Immunohistochemistry Assessment
For IHC, tissue sections were deparaffinized and rehydrated. Sections were incubated for 1 hour at room temperature using COL-1, COL-2, ACAN as primary antibodies. And were then incubated with biotin-labeled secondary antibodies for 1 hour at room temperature. Finally, DAB peroxidase substrate kit (AR1000, Boster) was used for staining.
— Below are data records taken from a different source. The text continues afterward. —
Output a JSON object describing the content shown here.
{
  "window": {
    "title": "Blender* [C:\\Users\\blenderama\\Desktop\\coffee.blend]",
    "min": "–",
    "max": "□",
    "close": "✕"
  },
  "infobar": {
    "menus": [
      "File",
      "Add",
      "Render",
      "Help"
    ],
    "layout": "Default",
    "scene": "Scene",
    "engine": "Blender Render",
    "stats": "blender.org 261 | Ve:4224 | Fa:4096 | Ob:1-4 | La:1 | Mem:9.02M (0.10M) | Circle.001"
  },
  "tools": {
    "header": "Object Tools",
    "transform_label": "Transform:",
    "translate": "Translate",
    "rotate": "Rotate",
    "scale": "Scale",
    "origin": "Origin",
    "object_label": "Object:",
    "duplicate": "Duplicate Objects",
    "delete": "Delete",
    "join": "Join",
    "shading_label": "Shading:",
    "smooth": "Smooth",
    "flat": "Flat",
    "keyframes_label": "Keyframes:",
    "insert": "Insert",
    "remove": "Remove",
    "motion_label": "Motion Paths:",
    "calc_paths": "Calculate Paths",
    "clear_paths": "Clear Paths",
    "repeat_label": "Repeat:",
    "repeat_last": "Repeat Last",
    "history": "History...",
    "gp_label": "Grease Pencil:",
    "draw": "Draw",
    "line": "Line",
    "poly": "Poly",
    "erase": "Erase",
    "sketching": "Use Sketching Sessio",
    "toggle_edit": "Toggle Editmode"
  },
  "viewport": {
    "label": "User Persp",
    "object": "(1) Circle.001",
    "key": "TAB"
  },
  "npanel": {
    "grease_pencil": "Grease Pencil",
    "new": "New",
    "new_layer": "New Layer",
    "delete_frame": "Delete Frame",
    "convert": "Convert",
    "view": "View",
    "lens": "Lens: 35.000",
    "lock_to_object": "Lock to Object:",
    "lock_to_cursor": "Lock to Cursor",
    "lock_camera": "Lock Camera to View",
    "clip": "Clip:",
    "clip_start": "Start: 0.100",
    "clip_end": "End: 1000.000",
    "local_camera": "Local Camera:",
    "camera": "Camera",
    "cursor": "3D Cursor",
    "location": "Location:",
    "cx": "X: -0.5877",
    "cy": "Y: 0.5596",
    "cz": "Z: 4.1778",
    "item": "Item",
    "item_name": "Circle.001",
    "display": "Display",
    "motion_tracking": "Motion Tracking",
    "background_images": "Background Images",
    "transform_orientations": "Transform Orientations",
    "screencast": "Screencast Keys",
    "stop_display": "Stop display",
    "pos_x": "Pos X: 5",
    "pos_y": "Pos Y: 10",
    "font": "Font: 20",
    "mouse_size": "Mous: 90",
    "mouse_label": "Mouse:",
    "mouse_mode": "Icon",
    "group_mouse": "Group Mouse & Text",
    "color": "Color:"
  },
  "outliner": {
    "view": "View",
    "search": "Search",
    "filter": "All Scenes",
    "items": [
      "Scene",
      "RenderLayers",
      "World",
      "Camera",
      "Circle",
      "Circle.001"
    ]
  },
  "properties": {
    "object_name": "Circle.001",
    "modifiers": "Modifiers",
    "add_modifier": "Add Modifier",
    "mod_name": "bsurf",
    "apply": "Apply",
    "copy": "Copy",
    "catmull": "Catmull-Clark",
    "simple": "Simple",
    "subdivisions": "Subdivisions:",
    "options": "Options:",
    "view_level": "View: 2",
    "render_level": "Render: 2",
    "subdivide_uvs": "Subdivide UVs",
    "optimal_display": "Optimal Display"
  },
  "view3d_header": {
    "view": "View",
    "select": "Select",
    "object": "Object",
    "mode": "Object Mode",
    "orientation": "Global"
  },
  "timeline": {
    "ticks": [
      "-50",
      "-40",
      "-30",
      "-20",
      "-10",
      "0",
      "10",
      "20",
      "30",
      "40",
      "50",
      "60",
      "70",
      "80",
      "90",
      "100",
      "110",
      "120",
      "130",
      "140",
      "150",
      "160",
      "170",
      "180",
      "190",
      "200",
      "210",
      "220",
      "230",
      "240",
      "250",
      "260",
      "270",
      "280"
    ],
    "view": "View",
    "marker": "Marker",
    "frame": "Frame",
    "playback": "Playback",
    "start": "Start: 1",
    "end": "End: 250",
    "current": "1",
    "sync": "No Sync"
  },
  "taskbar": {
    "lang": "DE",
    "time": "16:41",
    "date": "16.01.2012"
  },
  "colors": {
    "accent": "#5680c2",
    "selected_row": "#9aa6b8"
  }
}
Quantification and statistical analysis
Data are expressed as mean ± SD of three independent experiments. Comparisons between multiple groups were performed using One-way analysis of variance (ANOVA). The significance of differences between two groups was assessed using the Student's t-test. P < 0.05 is considered statistically significant, P > 0.05 is considered not significant (ns) (* P < 0.05, **P < 0.01, ***P < 0.001, and ****P < 0.0001). n = 3 independent experiments per group.